Autre mesure du quinquennat : les IVG instrumentales peuvent désormais être pratiquées en centre de santé. « Le décret qui en précise les conditions ayant été publié en avril dernier », indique Olivier Véran. De même, « le décret et l’arrêté d’application relatifs à l’expérimentation de la réalisation d’IVG instrumentales par les sages-femmes en établissement de santé ont été publiés le 31 décembre 2021 » (cf. L’avortement : une priorité de fin de mandat ?).
« Je n’ignore pas que la proposition de loi visant à renforcer le droit à l’avortement en prévoit la généralisation, explique le ministre, mais, comme un bon “tiens vaut mieux que deux tu l’auras“, j’ai préféré que les textes ouvrant la voie à l’expérimentation soient publiés tant on ignore de quoi l’avenir sera fait… » (cf. La PPL Gaillot votée en 3e lecture : dialogue de sourds à l’Assemblée nationale) Faire pratiquer des avortements chirurgicaux par des sages-femmes était-il donc une priorité ? « Une cinquantaine d’équipes sera sélectionnée et les premiers projets commenceront à la mi-2022 », précise Olivier Véran.
Quel rapport entre santé et avortement ?
Au terme de l’audition d’Olivier Véran dans le cadre de cette « mission d’information sur la santé des femmes », on s’interroge. Que vient faire l’avortement parmi les thèmes abordés, entre cancer et endométriose ? D’autant plus quand on sait les risques pour la santé de la femme que représente un avortement (cf. L’avortement chimique présente de nombreux risques pour les femmes ; Belgique : la Commission d’évaluation de l’avortement remet son rapport). Des risques d’autant plus importants que l’avortement est tardif (cf. L’avortement est-il vraiment libre et à la demande en Europe ?).

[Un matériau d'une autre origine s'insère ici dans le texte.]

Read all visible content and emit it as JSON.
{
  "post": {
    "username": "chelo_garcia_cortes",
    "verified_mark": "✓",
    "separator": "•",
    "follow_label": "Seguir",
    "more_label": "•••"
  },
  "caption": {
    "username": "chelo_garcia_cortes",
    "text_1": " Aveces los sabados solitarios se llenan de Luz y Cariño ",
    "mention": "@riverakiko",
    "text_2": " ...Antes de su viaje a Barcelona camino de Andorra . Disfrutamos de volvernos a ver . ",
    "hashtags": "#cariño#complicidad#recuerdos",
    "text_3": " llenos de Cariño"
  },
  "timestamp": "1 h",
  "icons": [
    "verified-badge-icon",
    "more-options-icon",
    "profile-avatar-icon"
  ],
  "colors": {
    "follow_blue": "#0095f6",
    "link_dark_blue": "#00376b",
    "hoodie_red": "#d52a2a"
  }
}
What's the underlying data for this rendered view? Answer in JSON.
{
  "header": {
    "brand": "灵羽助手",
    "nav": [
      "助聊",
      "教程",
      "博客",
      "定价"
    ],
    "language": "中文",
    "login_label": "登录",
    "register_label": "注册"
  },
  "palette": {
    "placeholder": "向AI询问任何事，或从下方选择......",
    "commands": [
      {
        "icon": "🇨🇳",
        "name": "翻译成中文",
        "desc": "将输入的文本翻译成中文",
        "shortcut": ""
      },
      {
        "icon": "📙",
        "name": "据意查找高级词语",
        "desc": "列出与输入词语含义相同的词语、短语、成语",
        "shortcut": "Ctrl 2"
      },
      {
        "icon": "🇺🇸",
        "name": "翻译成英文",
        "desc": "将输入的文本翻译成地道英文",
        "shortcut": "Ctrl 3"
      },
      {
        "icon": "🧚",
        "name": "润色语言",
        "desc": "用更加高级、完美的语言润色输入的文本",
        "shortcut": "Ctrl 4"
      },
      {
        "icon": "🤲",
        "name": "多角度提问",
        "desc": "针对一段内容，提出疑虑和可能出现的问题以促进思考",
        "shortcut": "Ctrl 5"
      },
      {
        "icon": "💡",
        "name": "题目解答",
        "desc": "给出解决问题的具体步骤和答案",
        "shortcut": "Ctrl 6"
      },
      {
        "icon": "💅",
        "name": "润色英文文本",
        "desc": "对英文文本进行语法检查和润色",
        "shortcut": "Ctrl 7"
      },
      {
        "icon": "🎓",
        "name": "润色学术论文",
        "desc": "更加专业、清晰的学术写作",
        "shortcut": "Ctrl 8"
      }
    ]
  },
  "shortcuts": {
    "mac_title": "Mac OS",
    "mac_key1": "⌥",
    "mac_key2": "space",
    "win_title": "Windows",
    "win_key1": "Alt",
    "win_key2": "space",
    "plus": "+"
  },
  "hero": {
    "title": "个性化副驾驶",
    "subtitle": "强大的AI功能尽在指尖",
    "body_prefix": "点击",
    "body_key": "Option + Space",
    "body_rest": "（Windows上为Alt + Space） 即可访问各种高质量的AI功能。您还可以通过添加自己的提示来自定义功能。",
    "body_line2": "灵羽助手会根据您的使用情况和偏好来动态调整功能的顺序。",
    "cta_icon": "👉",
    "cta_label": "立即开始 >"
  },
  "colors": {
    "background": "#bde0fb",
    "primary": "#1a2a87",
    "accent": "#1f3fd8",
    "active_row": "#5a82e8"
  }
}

La proposition de loi d’Albane Gaillot visant, entre autres, à faire passer le délai légal pour avorter de 12 à 14 semaines de grossesse, fait mine de l’ignorer. Refusée à deux reprises par les sénateurs, elle revient devant eux pour une 3e lecture demain, avant son examen définitif par les députés mercredi 23 février. Quelques jours avant la suspension des travaux pour cause d’élections.
[1] Mmes Karine Lebon et Marie-Pierre Rixain sont les rapporteurs de cette mission d’information destinée à « évaluer l’application des recommandations adoptées durant quatre ans par [la] Délégation en matière de santé des femmes ».